Monday, January 30, 2012

Long Division

Hallie Foote and Elizabeth Ashley Photo: Henry DiRocco 2012
It was a particularly good weekend to be in San Diego. Not just because of San Diego Opera’s very good production of Salome, but also because I got to see The Old Globe’s excellent production of Horton Foote’s Dividing the Estate, which is running through February 12. The play comes largely intact with the ensemble cast that helped Mr. Foote get another Tony nomination for best new play in 2009. The cast features two of his own children, Hallie Foote as Mary Jo and Horton Foote, Jr. as Mary Jo’s ne’er-do-well older brother Lewis. Of course, Foote’s family most likely has nothing on the Gordons of Harrison, TX, circa 1987 as depicted in the play. The three adult Gordon children, Lewis, Mary Jo, and Lucille have all gathered at their family’s palatial if somewhat sputtering estate for a dinner at which perennial discussions of money and the fate of the family’s land in the not so distant future are again rehashed. The family matriarch, Stella Gordon, played by the simply incandescent Elizabeth Ashley, seems to change her mind nearly minute to minute about what she wants for the remainder of her life and afterwards. She’s also a soft touch enamored with her memories of the past, and easily persuaded into bad decisions by her children over the objections of the estate's caretakers Lucille and her own child, referred to as Son, who are striving to keep everything financially afloat.

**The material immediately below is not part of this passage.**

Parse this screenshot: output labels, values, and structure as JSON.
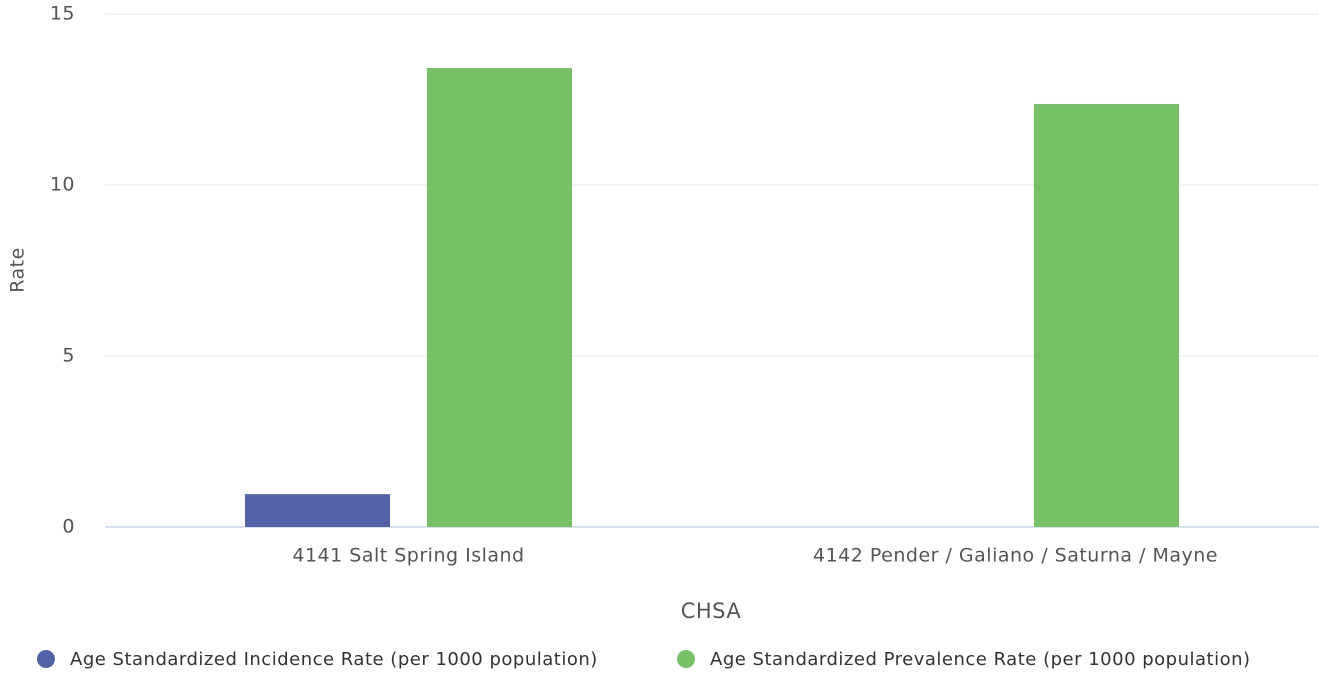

But money stressors are all around as Mary Jo’s husband and children find themselves in increasingly deep water in Houston while Lewis finds himself ever in debt through some combination of gambling and alcohol. Foote takes a darkly comic view of these events and it isn’t long before the thin ice everyone is skating on opens up cavernous cracks as death starts to call for more than one member of the extended family. All of this is reminiscent of Tracey Letts’ landmark August: Osage County but with a far more restrained and subtle tack toward family dynamics. The Gordons may raise their voice, but things never descend into outright violence. Of course, Foote has thrown in more than a dash of Chekhov’s The Cherry Orchard here as well as the crumbling and inevitable economic realities loom large in the minds of the audience if not the Gordons themselves who are unable to wake long enough to save themselves from either their own greed or from wallowing in a bygone dream of themselves. The critique of the American dream is still front and center for Foote, if not always as brutally scathing as it is in August.

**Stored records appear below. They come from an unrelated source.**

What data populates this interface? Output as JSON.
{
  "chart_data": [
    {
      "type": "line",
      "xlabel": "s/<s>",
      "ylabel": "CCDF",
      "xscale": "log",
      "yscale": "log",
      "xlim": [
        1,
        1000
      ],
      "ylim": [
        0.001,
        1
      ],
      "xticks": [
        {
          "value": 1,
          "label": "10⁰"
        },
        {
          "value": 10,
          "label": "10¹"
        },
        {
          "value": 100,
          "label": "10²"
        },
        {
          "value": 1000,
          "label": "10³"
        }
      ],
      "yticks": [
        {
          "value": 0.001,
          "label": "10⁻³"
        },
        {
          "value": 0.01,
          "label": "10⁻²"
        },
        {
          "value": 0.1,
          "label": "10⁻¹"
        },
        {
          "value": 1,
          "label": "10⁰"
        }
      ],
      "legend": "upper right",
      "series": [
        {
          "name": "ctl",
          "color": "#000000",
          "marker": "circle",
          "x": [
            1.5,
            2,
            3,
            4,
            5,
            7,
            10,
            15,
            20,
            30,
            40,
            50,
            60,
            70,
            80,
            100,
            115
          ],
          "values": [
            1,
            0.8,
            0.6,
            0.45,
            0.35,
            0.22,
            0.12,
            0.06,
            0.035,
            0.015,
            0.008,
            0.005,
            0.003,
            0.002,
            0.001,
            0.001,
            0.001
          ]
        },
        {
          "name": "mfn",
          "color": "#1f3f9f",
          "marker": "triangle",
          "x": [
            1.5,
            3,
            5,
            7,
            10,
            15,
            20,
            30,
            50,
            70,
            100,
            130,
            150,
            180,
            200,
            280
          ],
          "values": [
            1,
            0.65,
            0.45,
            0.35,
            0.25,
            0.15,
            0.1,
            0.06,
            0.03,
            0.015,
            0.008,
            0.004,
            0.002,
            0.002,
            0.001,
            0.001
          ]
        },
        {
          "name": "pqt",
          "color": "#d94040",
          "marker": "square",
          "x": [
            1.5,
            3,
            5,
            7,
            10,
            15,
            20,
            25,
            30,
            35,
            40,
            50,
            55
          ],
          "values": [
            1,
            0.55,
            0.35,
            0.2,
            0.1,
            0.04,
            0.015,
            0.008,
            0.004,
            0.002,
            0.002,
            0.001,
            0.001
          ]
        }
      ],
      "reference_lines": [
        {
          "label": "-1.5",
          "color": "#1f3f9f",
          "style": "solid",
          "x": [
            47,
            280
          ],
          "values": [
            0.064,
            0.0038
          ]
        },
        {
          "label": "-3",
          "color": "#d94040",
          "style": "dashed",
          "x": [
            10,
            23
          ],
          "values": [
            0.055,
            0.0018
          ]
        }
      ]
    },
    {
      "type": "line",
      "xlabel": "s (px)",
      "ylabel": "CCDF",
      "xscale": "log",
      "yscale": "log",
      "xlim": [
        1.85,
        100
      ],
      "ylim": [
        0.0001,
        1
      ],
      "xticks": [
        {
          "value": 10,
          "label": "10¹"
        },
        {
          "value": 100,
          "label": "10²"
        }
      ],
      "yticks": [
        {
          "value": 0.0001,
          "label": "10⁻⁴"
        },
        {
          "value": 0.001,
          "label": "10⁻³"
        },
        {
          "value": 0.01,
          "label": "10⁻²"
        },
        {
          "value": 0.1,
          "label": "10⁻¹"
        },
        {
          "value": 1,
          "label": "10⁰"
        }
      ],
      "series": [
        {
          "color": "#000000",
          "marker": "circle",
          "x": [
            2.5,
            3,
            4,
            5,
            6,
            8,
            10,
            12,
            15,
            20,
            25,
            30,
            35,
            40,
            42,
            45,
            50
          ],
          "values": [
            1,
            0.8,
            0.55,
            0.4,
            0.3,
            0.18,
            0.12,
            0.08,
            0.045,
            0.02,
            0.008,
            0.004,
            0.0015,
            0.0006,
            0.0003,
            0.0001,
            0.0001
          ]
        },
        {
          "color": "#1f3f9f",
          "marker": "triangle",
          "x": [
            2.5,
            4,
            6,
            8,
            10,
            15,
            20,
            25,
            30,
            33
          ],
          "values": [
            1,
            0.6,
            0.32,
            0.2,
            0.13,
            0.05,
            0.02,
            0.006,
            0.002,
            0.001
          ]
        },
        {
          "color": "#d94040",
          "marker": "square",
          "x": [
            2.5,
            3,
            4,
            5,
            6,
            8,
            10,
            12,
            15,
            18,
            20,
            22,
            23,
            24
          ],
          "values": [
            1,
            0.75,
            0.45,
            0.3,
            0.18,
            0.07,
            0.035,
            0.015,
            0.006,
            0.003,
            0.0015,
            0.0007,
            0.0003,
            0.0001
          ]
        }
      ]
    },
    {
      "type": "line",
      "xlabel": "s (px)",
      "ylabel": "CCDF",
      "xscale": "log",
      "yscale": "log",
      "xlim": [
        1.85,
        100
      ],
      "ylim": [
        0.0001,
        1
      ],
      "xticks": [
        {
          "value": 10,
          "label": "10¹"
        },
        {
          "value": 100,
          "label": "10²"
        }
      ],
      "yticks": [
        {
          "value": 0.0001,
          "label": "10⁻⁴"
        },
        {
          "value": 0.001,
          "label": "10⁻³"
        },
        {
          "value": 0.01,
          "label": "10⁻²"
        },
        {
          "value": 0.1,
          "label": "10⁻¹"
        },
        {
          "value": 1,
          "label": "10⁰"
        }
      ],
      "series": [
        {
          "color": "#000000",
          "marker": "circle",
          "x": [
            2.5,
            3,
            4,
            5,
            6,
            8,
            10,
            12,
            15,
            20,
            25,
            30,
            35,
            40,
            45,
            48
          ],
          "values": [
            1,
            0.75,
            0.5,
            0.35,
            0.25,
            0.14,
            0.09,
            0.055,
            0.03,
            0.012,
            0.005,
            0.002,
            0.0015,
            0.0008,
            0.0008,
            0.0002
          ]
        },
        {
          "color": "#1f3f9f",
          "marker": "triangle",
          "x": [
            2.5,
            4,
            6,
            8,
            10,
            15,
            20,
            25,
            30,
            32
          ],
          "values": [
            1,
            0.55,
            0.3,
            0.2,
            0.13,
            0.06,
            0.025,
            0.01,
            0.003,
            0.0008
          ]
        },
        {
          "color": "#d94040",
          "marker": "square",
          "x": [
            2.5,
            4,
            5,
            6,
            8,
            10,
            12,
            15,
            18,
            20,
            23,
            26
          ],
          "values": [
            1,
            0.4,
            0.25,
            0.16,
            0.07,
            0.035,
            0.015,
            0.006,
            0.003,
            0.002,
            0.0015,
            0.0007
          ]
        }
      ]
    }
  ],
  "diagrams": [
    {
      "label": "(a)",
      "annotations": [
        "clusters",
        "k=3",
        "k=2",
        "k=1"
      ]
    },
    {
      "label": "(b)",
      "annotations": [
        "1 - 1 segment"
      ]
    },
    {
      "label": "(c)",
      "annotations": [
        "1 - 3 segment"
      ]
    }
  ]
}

But the hint of nostalgic melancholy gives Dividing the Estate its unique sensibility. It is always a very funny play, but the expansive and beautiful homestead set can do little to disguise the socially claustrophobic family relationships playing out within its walls. Michael Wilson’s direction makes room for everyone in this large ensemble to shine but Ms. Foote and Ms. Ashley are given particularly juicy bits and understandably draw more attention. So while the show may not be a revolution in theater, it does promise for a very fun and hopefully hugely successful run in San Diego. See it before you lose the chance to.